En el caso de Narciso, me comentó que se iba porque buscaba nuevos escenarios para realizar su sueño de un documental vanguardista. ¿Cómo decirle que no? Era mi amigo, quería ver sus sueños cumplidos. Y aun así, el adiós hiere. Aquí sé que es probable que esté solo, porque soy, como diría Anaís Nin, desagradablemente sentimental. A veces me entristecen las cosas más tontas y sin importancia, pero con el paso de los años he entendido que simplemente es mi naturaleza. Las despedidas están dentro de mi top 3 tristezas como ser humano, junto con la muerte y las rupturas. No sé si Animal Crossing haya sido diseñado buscando evocar estas emociones en sus jugadores, pero a mí, sin duda, me las ha evocado. Y ha sido una sorpresa agridulce que agradezco. Una cosa es una despedida, una muerte o rompimiento en un juego con historia predeterminada. Una vez completada la historia, puedes volver a vivirla las veces que quieras. El caballo que muere en la última misión de Arthur Morgan y con el cual se detiene para agradecerle, puede vivir para siempre si no hacemos esa trágica misión. Pero los vecinos en Animal Crossing, hasta donde sé, ya no regresan. Su despedida es tan definitiva como el paso de las estaciones. No existe el pasado más que en forma de recuerdo. Ya no veré a Brito pasear bajo la lluvia con su paraguas negro, su casa fue barrida para levantar la de un nuevo vecino. Pero recordaré que vivió junto conmigo, recordaré que fuimos vecinos, en una isla llamada El Olvido.

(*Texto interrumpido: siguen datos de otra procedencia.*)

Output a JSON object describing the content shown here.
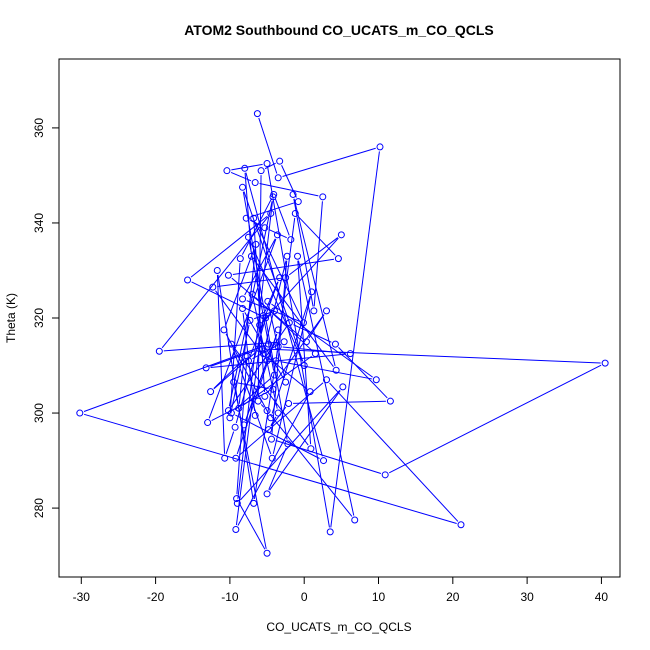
{
  "chart_data": {
    "type": "line",
    "title": "ATOM2 Southbound CO_UCATS_m_CO_QCLS",
    "xlabel": "CO_UCATS_m_CO_QCLS",
    "ylabel": "Theta (K)",
    "xlim": [
      -33,
      42.5
    ],
    "ylim": [
      265.5,
      374.5
    ],
    "xticks": [
      -30,
      -20,
      -10,
      0,
      10,
      20,
      30,
      40
    ],
    "yticks": [
      280,
      300,
      320,
      340,
      360
    ],
    "grid": false,
    "markers": "open-circle",
    "color": "#0000ff",
    "series": [
      {
        "x": [
          -6.3,
          -3.5,
          10.2,
          3.5,
          -5.0,
          -10.4,
          -6.6,
          2.5,
          1.3,
          -1.5,
          4.3,
          -7.1,
          -8.0,
          2.6,
          -9.8,
          -4.0,
          -7.5,
          0.0,
          -8.3,
          -2.2,
          -5.0,
          5.2,
          -9.0,
          -4.2,
          -10.2,
          -2.0,
          4.2,
          11.6,
          -2.1,
          -4.8,
          -3.5,
          -7.0,
          1.5,
          -8.8,
          -6.5,
          -10.8,
          -4.5,
          1.0,
          -4.3,
          -9.8,
          0.9,
          -0.9,
          6.8,
          -5.0,
          -6.2,
          -5.8,
          -3.3,
          -0.8,
          -7.8,
          -5.3,
          -1.8,
          -4.1,
          -8.6,
          -10.0,
          -7.3,
          -4.0,
          -6.0,
          5.0,
          -2.5,
          -12.3,
          -5.0,
          -8.1,
          -3.5,
          -9.2,
          3.0,
          21.1,
          -30.2,
          -4.8,
          -5.6,
          40.5,
          10.9,
          -4.4,
          -2.3,
          -5.5,
          0.8,
          -9.2,
          -5.5,
          -3.3,
          -7.5,
          -2.7,
          -19.5,
          -4.5,
          -15.7,
          -5.2,
          -9.3,
          -10.7,
          -11.7,
          -6.8,
          -3.5,
          6.2,
          -13.2,
          -6.0,
          -12.6,
          -7.7,
          -9.1,
          -5.0,
          -9.5,
          -4.2,
          -13.0,
          -3.6,
          -8.3,
          -0.1,
          -6.8,
          -5.3,
          3.0,
          0.3,
          -10.2,
          4.6,
          -1.2,
          -3.8,
          9.7,
          -4.9,
          -2.5,
          -8.3,
          -6.6
        ],
        "y": [
          363.0,
          349.5,
          356.0,
          275.0,
          352.5,
          351.0,
          348.5,
          345.5,
          321.5,
          346.0,
          309.0,
          333.0,
          351.5,
          290.0,
          300.0,
          308.0,
          337.0,
          310.0,
          347.5,
          293.5,
          283.0,
          305.5,
          281.0,
          345.5,
          300.5,
          319.0,
          314.5,
          302.5,
          302.0,
          296.5,
          300.0,
          325.0,
          312.5,
          301.0,
          335.5,
          317.5,
          299.0,
          325.5,
          290.5,
          314.5,
          292.5,
          333.0,
          277.5,
          300.5,
          302.5,
          351.0,
          353.0,
          344.5,
          341.0,
          339.0,
          336.5,
          346.0,
          332.5,
          299.0,
          319.5,
          321.5,
          318.5,
          337.5,
          328.5,
          326.5,
          311.0,
          297.5,
          317.5,
          290.5,
          307.0,
          276.5,
          300.0,
          314.5,
          313.5,
          310.5,
          287.0,
          294.5,
          333.0,
          312.5,
          304.5,
          275.5,
          320.5,
          328.5,
          311.0,
          315.0,
          313.0,
          342.0,
          328.0,
          320.0,
          297.0,
          290.5,
          330.0,
          281.0,
          314.0,
          312.5,
          309.5,
          313.5,
          304.5,
          312.0,
          282.0,
          270.5,
          306.5,
          305.0,
          298.0,
          337.5,
          324.0,
          319.0,
          341.0,
          303.5,
          321.5,
          315.0,
          329.0,
          332.5,
          342.0,
          311.0,
          307.0,
          323.5,
          306.5,
          322.0,
          299.5
        ]
      }
    ]
  }
}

Esta mecánica, este adiós que el juego te propone, primero como conversación y luego como despedida grupal, es la antítesis perfecta de la otra parte del juego: el coleccionismo. El coleccionista acumula, clasifica, conserva. Es, de cierta forma, una manera de conquista, un método para combatir la inestabilidad de la vida, los cambios, las incertidumbres. Animal Crossing te ofrece la posibilidad de coleccionar fósiles, obras de artes, insectos, peces, muebles, flores, giroides, platillos, prendas de vestir, objetos, objetos y más objetos. Pero las personas no pueden ser objetos. No puedes poseer a una persona, por más amor que exista hacia ella. Intentar retenerla es contradecir la corriente de la vida. Es natural decir adiós. Los sistemas del juego enfrentan estas dos filosofías en un balance perfecto, nostálgico, tierno, profundamente humano.

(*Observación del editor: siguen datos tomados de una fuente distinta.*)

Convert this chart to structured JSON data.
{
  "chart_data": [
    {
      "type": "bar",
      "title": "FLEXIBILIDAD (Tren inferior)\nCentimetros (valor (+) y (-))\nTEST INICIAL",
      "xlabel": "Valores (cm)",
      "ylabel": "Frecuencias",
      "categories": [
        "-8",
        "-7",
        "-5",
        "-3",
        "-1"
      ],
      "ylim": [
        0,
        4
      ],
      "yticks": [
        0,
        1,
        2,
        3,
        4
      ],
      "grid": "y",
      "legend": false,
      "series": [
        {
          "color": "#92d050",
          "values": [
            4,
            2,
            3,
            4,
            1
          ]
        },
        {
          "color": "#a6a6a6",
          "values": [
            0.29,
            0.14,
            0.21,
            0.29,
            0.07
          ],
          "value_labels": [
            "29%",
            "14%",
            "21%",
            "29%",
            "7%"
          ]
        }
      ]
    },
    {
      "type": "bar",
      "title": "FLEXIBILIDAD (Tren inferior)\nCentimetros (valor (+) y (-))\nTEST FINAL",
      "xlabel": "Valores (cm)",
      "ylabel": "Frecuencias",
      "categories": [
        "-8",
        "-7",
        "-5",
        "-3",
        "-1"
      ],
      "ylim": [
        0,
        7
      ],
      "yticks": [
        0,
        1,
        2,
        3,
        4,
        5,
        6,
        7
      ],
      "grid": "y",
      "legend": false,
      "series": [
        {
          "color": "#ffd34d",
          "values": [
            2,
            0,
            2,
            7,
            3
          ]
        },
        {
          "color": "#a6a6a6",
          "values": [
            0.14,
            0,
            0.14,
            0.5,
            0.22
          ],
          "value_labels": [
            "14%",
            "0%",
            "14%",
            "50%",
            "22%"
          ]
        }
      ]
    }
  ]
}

Si un día viera a Lilu con el ícono de nube alborotada, pensativa entre los árboles, estoy seguro de que lloraría. No quiero que nazca en ella el deseo de marcharse. Platico con ella cada que entro a jugar, le envío regalos y postales que compré de Dodo Airlines. La visito en su casa. Cuando la conocí por primera vez, me nació la costumbre de pronunciar la Ú de su nombre con tilde: Lilú, aunque el juego lo escriba sin tilde. Para mí es una pequeña muestra de cariño hacia ella. Decir Lilú con tilde me permite alargar el sonido de su nombre. Lilu, sin tilde, suena a palabra dicha rápido, con prisa, corta, evanescente. La tilde hace que ella dure un poco más adentro de mi voz. Decirla en voz alta, nombrarla, es importante para mí. Quiero que mi tiempo con Lilú dure lo más posible, antes de que ella se vaya (porque se irá) del Olvido.